That imprisonment should rarely, if ever, result in freeing a person from the drug habit can mean only one thing: that drugs are obtainable in every prison. Guards and other employees in such institutions are of a low class, for men and women of a high type are unlikely to seek such employment. I fear that this fact will prove one of the most serious stumbling-blocks in the path of those who are endeavoring to make a success of inebriety-farm experiments. In the first place, they will not be able to find men of a high type anxious to serve in the subordinate positions provided at such places; and in the second place, even if such men can be found, they will be unlikely to obtain positions because persons of an inferior type will be certain to be pushed forward by political influence. Such places would be used as means wherewith to pay political debts, and this would be more or less complacently tolerated, because society has always underrated and still underrates the terrific complications of the task of working for the reclamation of, or even caring for, the down-and-out. Such work is not employment for the saloon-keeper, the ward heeler, or the ex-prize-fighter, and of such is the personnel of most prison staffs made up. The reclamation of the alcoholic wreck means far more than physical rehabilitation. It means moral and psychological regeneration, and such work can be done only by people of understanding and delicate sensibility. The alcoholic from the city who has been perhaps an office employee or a professional man and who is sent to an inebriate farm will find there nothing curative save deprivation. Even if outdoor work will harden his muscles, it must be admitted that the surroundings in which this is accomplished may well ossify his brain.
PSYCHOLOGY OF THE DRUG HABIT
Nothing could more clearly indicate the popular ignorance concerning the drug habit than the general belief that it is usually accompanied by moral deterioration. Where the habit is an accompaniment of life in the under-world, moral deterioration of course exists, though this is due rather to the under-world than to the drug habit. In the thousands of histories where the habit has been acquired by the administration of drugs by physicians it results in moral deterioration no more than drinking tea does. As a matter of fact, that portion of society which holds a drug victim blamable is woefully mistaken and inhumanely unmerciful, the truth being that the man or woman who is not taking drugs is lucky.

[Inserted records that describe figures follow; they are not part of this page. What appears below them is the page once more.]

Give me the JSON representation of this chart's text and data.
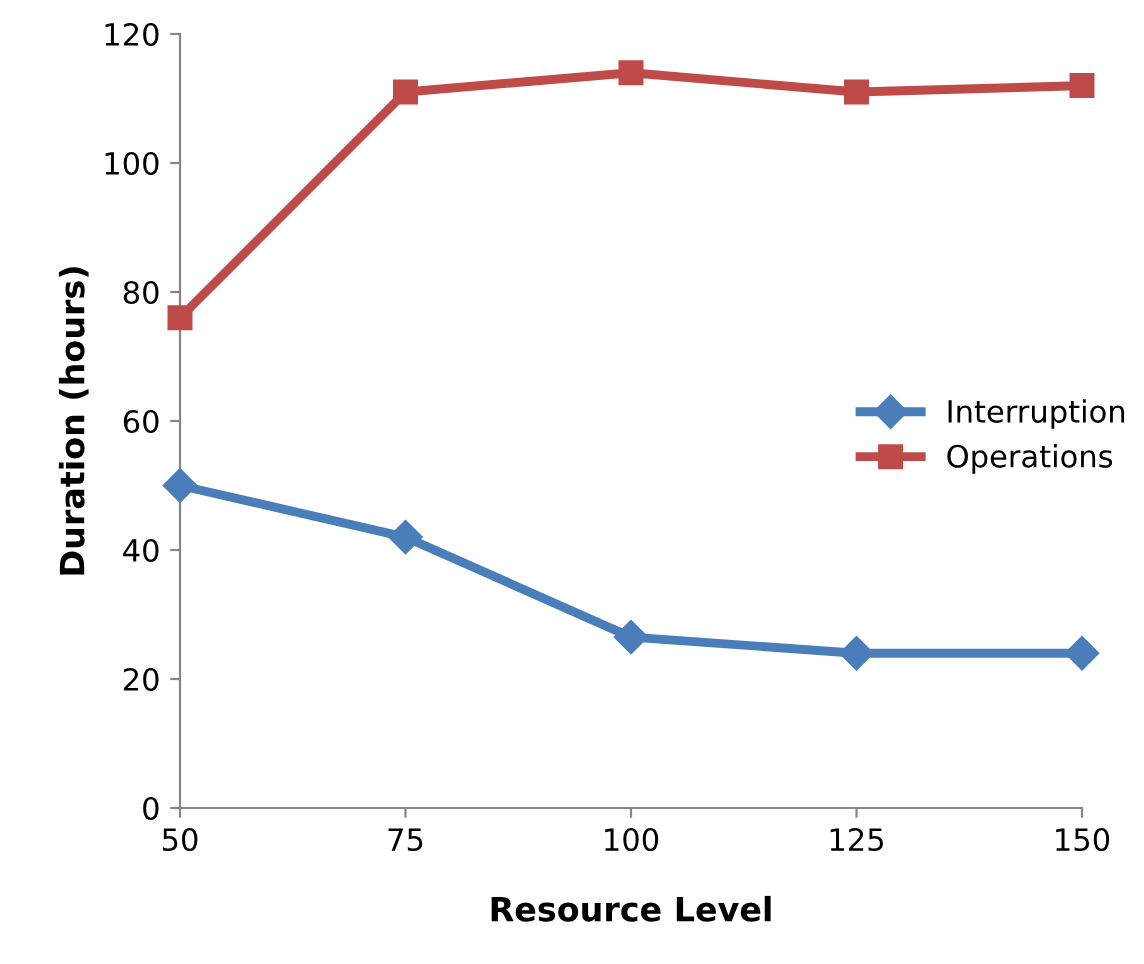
{
  "chart_data": {
    "type": "line",
    "xlabel": "Resource Level",
    "ylabel": "Duration (hours)",
    "x": [
      50,
      75,
      100,
      125,
      150
    ],
    "series": [
      {
        "name": "Interruption",
        "color": "#4a7ebb",
        "values": [
          50,
          42,
          26.5,
          24,
          24
        ],
        "marker": "diamond"
      },
      {
        "name": "Operations",
        "color": "#be4b48",
        "values": [
          76,
          111,
          114,
          111,
          112
        ],
        "marker": "square"
      }
    ],
    "xlim": [
      50,
      150
    ],
    "xticks": [
      50,
      75,
      100,
      125,
      150
    ],
    "ylim": [
      0,
      120
    ],
    "yticks": [
      0,
      20,
      40,
      60,
      80,
      100,
      120
    ],
    "grid": false,
    "legend": "right",
    "line_style": "solid"
  }
}
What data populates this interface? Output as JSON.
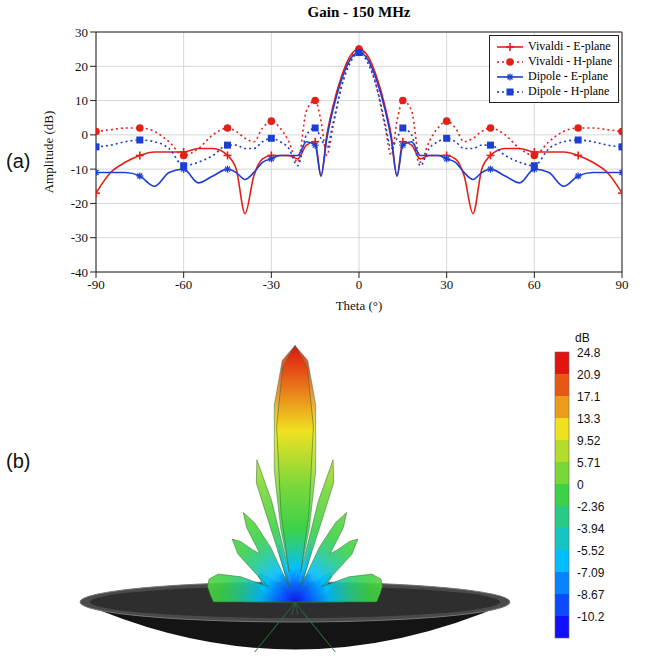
{
  "chart_data": [
    {
      "panel": "(a)",
      "type": "line",
      "title": "Gain - 150 MHz",
      "x_label": "Theta (°)",
      "y_label": "Amplitude (dB)",
      "x": [
        -90,
        -85,
        -80,
        -75,
        -70,
        -65,
        -60,
        -55,
        -50,
        -45,
        -42,
        -39,
        -36,
        -33,
        -30,
        -27,
        -24,
        -21,
        -18,
        -15,
        -13,
        -11,
        -9,
        -6,
        -3,
        0,
        3,
        6,
        9,
        11,
        13,
        15,
        18,
        21,
        24,
        27,
        30,
        33,
        36,
        39,
        42,
        45,
        50,
        55,
        60,
        65,
        70,
        75,
        80,
        85,
        90
      ],
      "series": [
        {
          "name": "Vivaldi - E-plane",
          "color": "#e32017",
          "marker": "plus",
          "line_style": "solid",
          "values": [
            -17,
            -11,
            -8,
            -6,
            -5,
            -5,
            -5,
            -4,
            -4,
            -6,
            -10,
            -23,
            -12,
            -7,
            -6,
            -6,
            -6,
            -7,
            -3,
            -2,
            -12,
            0,
            8,
            17,
            23,
            25,
            23,
            17,
            8,
            0,
            -12,
            -2,
            -3,
            -7,
            -6,
            -6,
            -6,
            -7,
            -12,
            -23,
            -10,
            -6,
            -4,
            -4,
            -5,
            -5,
            -5,
            -6,
            -8,
            -11,
            -17
          ]
        },
        {
          "name": "Vivaldi - H-plane",
          "color": "#e32017",
          "marker": "circle",
          "line_style": "dotted",
          "values": [
            1,
            1.5,
            2,
            2,
            1,
            -2,
            -6,
            -4,
            0,
            2,
            1,
            -1,
            -2,
            2,
            4,
            2,
            -2,
            -8,
            7,
            10,
            4,
            -6,
            2,
            14,
            22,
            25,
            22,
            14,
            2,
            -6,
            4,
            10,
            7,
            -8,
            -2,
            2,
            4,
            2,
            -2,
            -1,
            1,
            2,
            0,
            -4,
            -6,
            -2,
            1,
            2,
            2,
            1.5,
            1
          ]
        },
        {
          "name": "Dipole - E-plane",
          "color": "#1c3fd1",
          "marker": "asterisk",
          "line_style": "solid",
          "values": [
            -11,
            -11,
            -11,
            -12,
            -15,
            -11,
            -10,
            -14,
            -12,
            -10,
            -11,
            -13,
            -11,
            -8,
            -7,
            -6,
            -6,
            -6,
            -2,
            -3,
            -12,
            -1,
            7,
            16,
            22,
            24,
            22,
            16,
            7,
            -1,
            -12,
            -3,
            -2,
            -6,
            -6,
            -6,
            -7,
            -8,
            -11,
            -13,
            -11,
            -10,
            -12,
            -14,
            -10,
            -11,
            -15,
            -12,
            -11,
            -11,
            -11
          ]
        },
        {
          "name": "Dipole - H-plane",
          "color": "#1c3fd1",
          "marker": "square",
          "line_style": "dotted",
          "values": [
            -3.5,
            -3,
            -2,
            -1.5,
            -2,
            -4,
            -9,
            -8,
            -6,
            -3,
            -3,
            -4,
            -4,
            -2,
            -1,
            -2,
            -4,
            -9,
            0,
            2,
            -1,
            -4,
            3,
            14,
            21,
            24,
            21,
            14,
            3,
            -4,
            -1,
            2,
            0,
            -9,
            -4,
            -2,
            -1,
            -2,
            -4,
            -4,
            -3,
            -3,
            -6,
            -8,
            -9,
            -4,
            -2,
            -1.5,
            -2,
            -3,
            -3.5
          ]
        }
      ],
      "xlim": [
        -90,
        90
      ],
      "xticks": [
        -90,
        -60,
        -30,
        0,
        30,
        60,
        90
      ],
      "ylim": [
        -40,
        30
      ],
      "yticks": [
        -40,
        -30,
        -20,
        -10,
        0,
        10,
        20,
        30
      ],
      "grid": true,
      "legend": "upper right"
    },
    {
      "panel": "(b)",
      "type": "pattern_3d",
      "colorbar": {
        "label": "dB",
        "range": [
          -10.2,
          24.8
        ],
        "ticks": [
          -10.2,
          -8.67,
          -7.09,
          -5.52,
          -3.94,
          -2.36,
          0,
          5.71,
          9.52,
          13.3,
          17.1,
          20.9,
          24.8
        ]
      }
    }
  ]
}
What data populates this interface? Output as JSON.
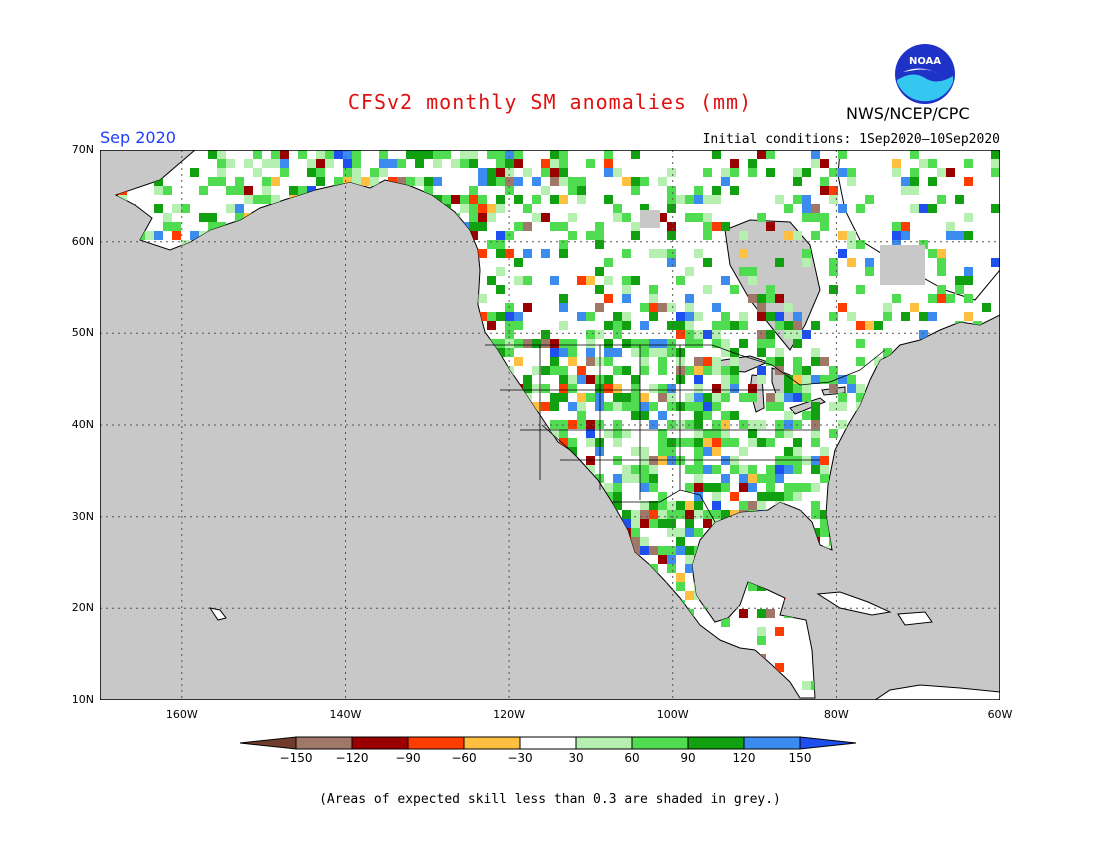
{
  "title": "CFSv2 monthly SM anomalies (mm)",
  "org": "NWS/NCEP/CPC",
  "logo_text": "NOAA",
  "month": "Sep 2020",
  "init": "Initial conditions: 1Sep2020–10Sep2020",
  "footer": "(Areas of expected skill less than 0.3 are shaded in grey.)",
  "axes": {
    "lat_labels": [
      "70N",
      "60N",
      "50N",
      "40N",
      "30N",
      "20N",
      "10N"
    ],
    "lon_labels": [
      "160W",
      "140W",
      "120W",
      "100W",
      "80W",
      "60W"
    ],
    "lat_range": [
      10,
      70
    ],
    "lon_range": [
      -170,
      -60
    ]
  },
  "colorbar": {
    "labels": [
      "−150",
      "−120",
      "−90",
      "−60",
      "−30",
      "30",
      "60",
      "90",
      "120",
      "150"
    ],
    "colors": [
      "#6e3b2c",
      "#a07868",
      "#9a0000",
      "#ff3c00",
      "#ffbf40",
      "#ffffff",
      "#b5f0b0",
      "#50dc50",
      "#10a010",
      "#3c8cf0",
      "#1e50f0"
    ]
  },
  "colors": {
    "ocean_grey": "#c8c8c8",
    "title_red": "#e01010",
    "month_blue": "#1e3cff"
  }
}
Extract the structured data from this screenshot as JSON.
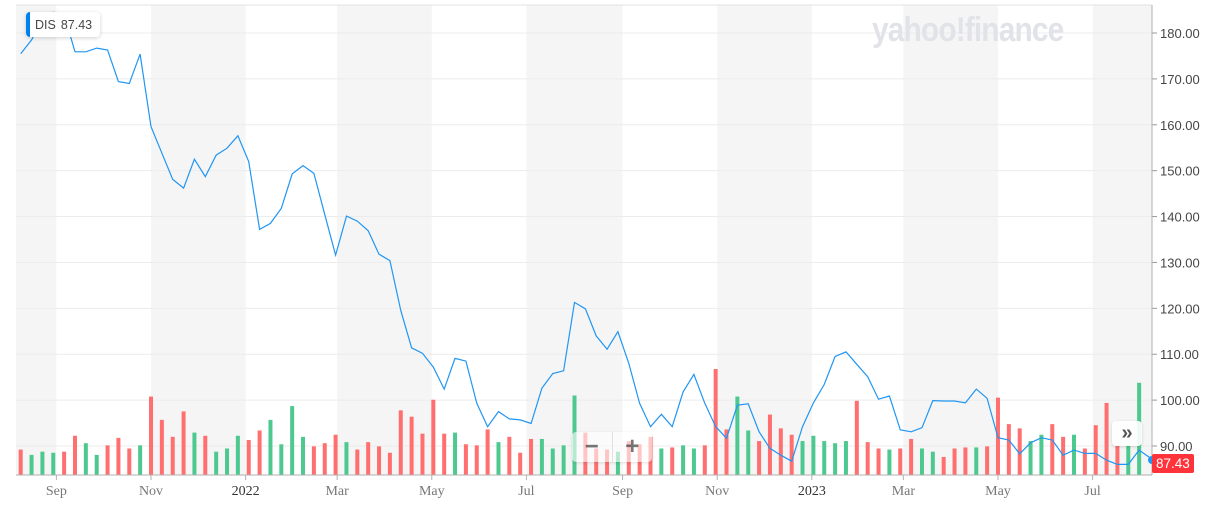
{
  "tooltip": {
    "symbol": "DIS",
    "value": "87.43"
  },
  "watermark": "yahoo!finance",
  "controls": {
    "zoom_out": "−",
    "zoom_in": "+",
    "scroll_right": "»"
  },
  "last_price_label": "87.43",
  "colors": {
    "line": "#2196f3",
    "up": "#4dc98f",
    "down": "#ff6f6f",
    "band": "#f5f5f5",
    "grid": "#ececec",
    "price_tag": "#ff333a",
    "tooltip_accent": "#0081f2"
  },
  "chart_data": {
    "type": "line",
    "symbol": "DIS",
    "ylim": [
      84,
      185
    ],
    "grid": true,
    "yticks": [
      "90.00",
      "100.00",
      "110.00",
      "120.00",
      "130.00",
      "140.00",
      "150.00",
      "160.00",
      "170.00",
      "180.00"
    ],
    "xticks": [
      {
        "label": "Sep",
        "date": "2021-09-01"
      },
      {
        "label": "Nov",
        "date": "2021-11-01"
      },
      {
        "label": "2022",
        "date": "2022-01-01"
      },
      {
        "label": "Mar",
        "date": "2022-03-01"
      },
      {
        "label": "May",
        "date": "2022-05-01"
      },
      {
        "label": "Jul",
        "date": "2022-07-01"
      },
      {
        "label": "Sep",
        "date": "2022-09-01"
      },
      {
        "label": "Nov",
        "date": "2022-11-01"
      },
      {
        "label": "2023",
        "date": "2023-01-01"
      },
      {
        "label": "Mar",
        "date": "2023-03-01"
      },
      {
        "label": "May",
        "date": "2023-05-01"
      },
      {
        "label": "Jul",
        "date": "2023-07-01"
      }
    ],
    "dates": [
      "2021-08-09",
      "2021-08-16",
      "2021-08-23",
      "2021-08-30",
      "2021-09-06",
      "2021-09-13",
      "2021-09-20",
      "2021-09-27",
      "2021-10-04",
      "2021-10-11",
      "2021-10-18",
      "2021-10-25",
      "2021-11-01",
      "2021-11-08",
      "2021-11-15",
      "2021-11-22",
      "2021-11-29",
      "2021-12-06",
      "2021-12-13",
      "2021-12-20",
      "2021-12-27",
      "2022-01-03",
      "2022-01-10",
      "2022-01-17",
      "2022-01-24",
      "2022-01-31",
      "2022-02-07",
      "2022-02-14",
      "2022-02-21",
      "2022-02-28",
      "2022-03-07",
      "2022-03-14",
      "2022-03-21",
      "2022-03-28",
      "2022-04-04",
      "2022-04-11",
      "2022-04-18",
      "2022-04-25",
      "2022-05-02",
      "2022-05-09",
      "2022-05-16",
      "2022-05-23",
      "2022-05-30",
      "2022-06-06",
      "2022-06-13",
      "2022-06-20",
      "2022-06-27",
      "2022-07-04",
      "2022-07-11",
      "2022-07-18",
      "2022-07-25",
      "2022-08-01",
      "2022-08-08",
      "2022-08-15",
      "2022-08-22",
      "2022-08-29",
      "2022-09-05",
      "2022-09-12",
      "2022-09-19",
      "2022-09-26",
      "2022-10-03",
      "2022-10-10",
      "2022-10-17",
      "2022-10-24",
      "2022-10-31",
      "2022-11-07",
      "2022-11-14",
      "2022-11-21",
      "2022-11-28",
      "2022-12-05",
      "2022-12-12",
      "2022-12-19",
      "2022-12-26",
      "2023-01-02",
      "2023-01-09",
      "2023-01-16",
      "2023-01-23",
      "2023-01-30",
      "2023-02-06",
      "2023-02-13",
      "2023-02-20",
      "2023-02-27",
      "2023-03-06",
      "2023-03-13",
      "2023-03-20",
      "2023-03-27",
      "2023-04-03",
      "2023-04-10",
      "2023-04-17",
      "2023-04-24",
      "2023-05-01",
      "2023-05-08",
      "2023-05-15",
      "2023-05-22",
      "2023-05-29",
      "2023-06-05",
      "2023-06-12",
      "2023-06-19",
      "2023-06-26",
      "2023-07-03",
      "2023-07-10",
      "2023-07-17",
      "2023-07-24",
      "2023-07-31",
      "2023-08-07"
    ],
    "close": [
      175.5,
      178.5,
      183,
      184.5,
      184,
      175.9,
      175.9,
      176.7,
      176.3,
      169.4,
      169.0,
      175.4,
      159.6,
      153.8,
      148.1,
      146.2,
      152.5,
      148.7,
      153.4,
      154.9,
      157.6,
      152.0,
      137.2,
      138.5,
      141.8,
      149.3,
      151.1,
      149.4,
      140.5,
      131.6,
      140.1,
      139.0,
      136.9,
      131.8,
      130.4,
      119.5,
      111.4,
      110.2,
      107.2,
      102.4,
      109.1,
      108.5,
      99.3,
      94.2,
      97.5,
      95.9,
      95.7,
      94.9,
      102.6,
      105.8,
      106.4,
      121.3,
      119.9,
      114.0,
      111.1,
      114.9,
      108.0,
      99.3,
      94.2,
      96.9,
      94.2,
      101.8,
      105.6,
      99.3,
      94.2,
      91.7,
      98.9,
      99.2,
      93.1,
      89.5,
      88.0,
      86.7,
      94.2,
      99.4,
      103.4,
      109.5,
      110.5,
      107.8,
      105.1,
      100.2,
      100.9,
      93.5,
      93.1,
      94.0,
      99.9,
      99.8,
      99.8,
      99.4,
      102.4,
      100.4,
      91.8,
      91.3,
      88.3,
      90.7,
      91.8,
      91.3,
      88.0,
      89.1,
      88.4,
      88.4,
      86.9,
      86.0,
      86.0,
      89.1,
      87.43
    ],
    "volume_relative": [
      24,
      19,
      22,
      21,
      22,
      37,
      30,
      19,
      28,
      35,
      25,
      28,
      74,
      52,
      36,
      60,
      40,
      37,
      22,
      25,
      37,
      33,
      42,
      52,
      29,
      65,
      36,
      27,
      30,
      38,
      31,
      24,
      31,
      27,
      21,
      61,
      55,
      39,
      71,
      39,
      40,
      29,
      28,
      43,
      31,
      36,
      21,
      34,
      34,
      25,
      28,
      75,
      40,
      25,
      24,
      22,
      32,
      29,
      36,
      25,
      26,
      28,
      25,
      28,
      100,
      43,
      74,
      42,
      32,
      57,
      44,
      38,
      32,
      37,
      32,
      30,
      32,
      70,
      31,
      25,
      24,
      25,
      34,
      25,
      22,
      17,
      25,
      26,
      26,
      27,
      73,
      48,
      44,
      32,
      38,
      48,
      36,
      38,
      25,
      47,
      68,
      28,
      28,
      87,
      null
    ],
    "volume_direction": [
      "down",
      "up",
      "up",
      "up",
      "down",
      "down",
      "up",
      "up",
      "down",
      "down",
      "down",
      "up",
      "down",
      "down",
      "down",
      "down",
      "up",
      "down",
      "up",
      "up",
      "up",
      "down",
      "down",
      "up",
      "up",
      "up",
      "up",
      "down",
      "down",
      "down",
      "up",
      "down",
      "down",
      "down",
      "down",
      "down",
      "down",
      "down",
      "down",
      "down",
      "up",
      "down",
      "down",
      "down",
      "up",
      "down",
      "down",
      "down",
      "up",
      "up",
      "up",
      "up",
      "down",
      "down",
      "down",
      "up",
      "down",
      "down",
      "down",
      "up",
      "down",
      "up",
      "up",
      "down",
      "down",
      "down",
      "up",
      "up",
      "down",
      "down",
      "down",
      "down",
      "up",
      "up",
      "up",
      "up",
      "up",
      "down",
      "down",
      "down",
      "up",
      "down",
      "down",
      "up",
      "up",
      "down",
      "down",
      "down",
      "up",
      "down",
      "down",
      "down",
      "down",
      "up",
      "up",
      "down",
      "down",
      "up",
      "down",
      "down",
      "down",
      "down",
      "up",
      "up",
      "up"
    ]
  }
}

THE NECESSITY OF DEFINITE MEDICAL TREATMENT IN DEALING WITH ANY FORM OF ADDICTION
It is impossible for me to conclude this book without discussing further the question of treatment for those afflicted with habits or addictions.
My taking up this work in 1901 was due almost entirely to an investigation into the methods employed to restore those who had lost control through the use of habit-forming drugs, whether they had acquired the habit through dissipation or from the administration of the drug by a physician on account of illness or injury. At that time such cases were supposed to be hopelessly incurable, and the victims only drifted from bad to worse until they had been accounted for either in a mad-house or in the morgue.
I found, on making inquiries from some of the leading medical men who had been dealing with the various types of mental and nervous diseases, that they were virtually unable to name any case of a confirmed drug-user who had been permanently benefited by institutional or any other means of treatment. This was very difficult to understand, particularly in the case of drug-users who had acquired the habit through the administration of the drug by a physician, and who earnestly desired to be freed from the habit. It seemed incredible that a skilled physician could not eliminate the craving or desire for the drug, or restore these unfortunates to the point where their systems would not demand or feel the need of it.
I soon found out why this was so. My investigation showed me that the drug habit is a mental as well as a physical condition; that the physiological action of an opiate is to tie up the functions, resulting in a deterioration of the vital organs when the victim has taken the drug sufficiently long to set up a definite tolerance.
The medical world had apparently been unable or had not attempted to bring about a definite physiological change, and to place such patients where they would not crave drugs and where their systems would not demand them. To my further surprise, I found that the medical world had been depending entirely on deprivation as a means of treating such cases. They would immediately send patients to an institution where they were put under surveillance and guarded by attendants, or they would attempt by gradual reduction of the dosage to eliminate the habit.